I built a network using customized layers. It runs fine on a single GPU but crashes when using two GPUs of a server. The codes and error messages are shown below. It seems that one of the tensors was split into the 2 GPUs while the other was not. Was it caused by the customized forward function? How should I solve it? Thanks!
os.environ['CUDA_VISIBLE_DEVICES'] = '0,1'
def __init__(self, in_dim=Fdim, out_dim=Fdim, bias=True):
super(Cov1, self).__init__(in_dim, out_dim, bias)
simcov1 = torch.zeros(seq.shape).cuda()
for i in range(0,self.in_dim):
SeqDist = Vsets(seq[:,i].unsqueeze(1))
simcov1[:, i] = torch.mean(SeqDist * sum_idx, 1)
simcov1 = 1 - simcov1
if self.bias is not None:
mean_dist = simcov1.matmul(self.weight) + self.bias
mean_dist = simcov1.matmul(self.weight)
If you are using
DataParallel the assumption is all input tensors have the same dimension along the first (batch) dimension. Otherwise the splitting behavior becomes tricky to reason about.
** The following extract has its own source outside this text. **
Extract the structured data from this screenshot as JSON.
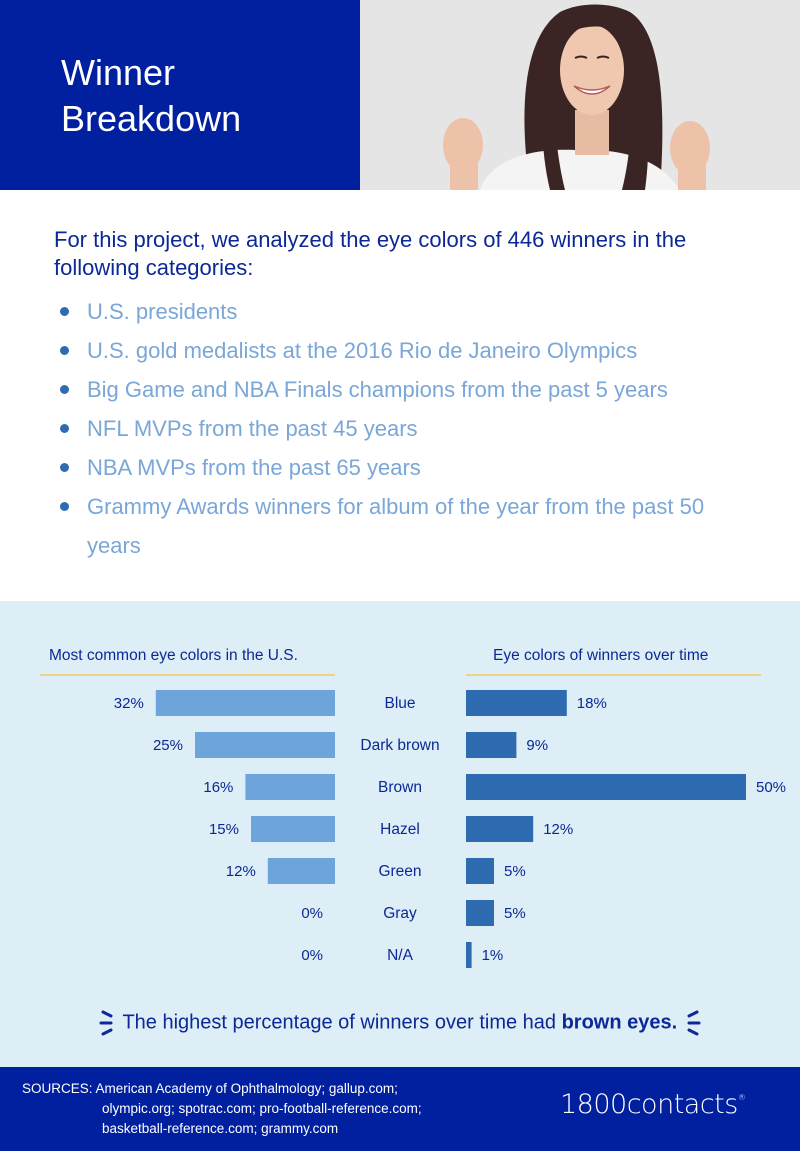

What are the input shapes (and the meaning of the dimensions) being passed and is
DataParallel being used?
Thanks eqy. Yes, DataParallel is used for the model:
model = nn.DataParallel(model).cuda(). And the dimension of the first tensor
SeqDist is 446x446 and the second tensor
sum_idx is 446. The multiplication
SeqDist * sum_idx is to select the rows specified in
sum_idx and calculate each row’s average.
If the first dimension of the tensors changes, I don’t know how to make the multiplication work…
In this case, can you simply make this data parallel by doing something like making seqdist (N, 446, 446) and sum_idx (N, 446)?
It works~ Thanks a lot~ I revised my coding to meet the splitting mechanism.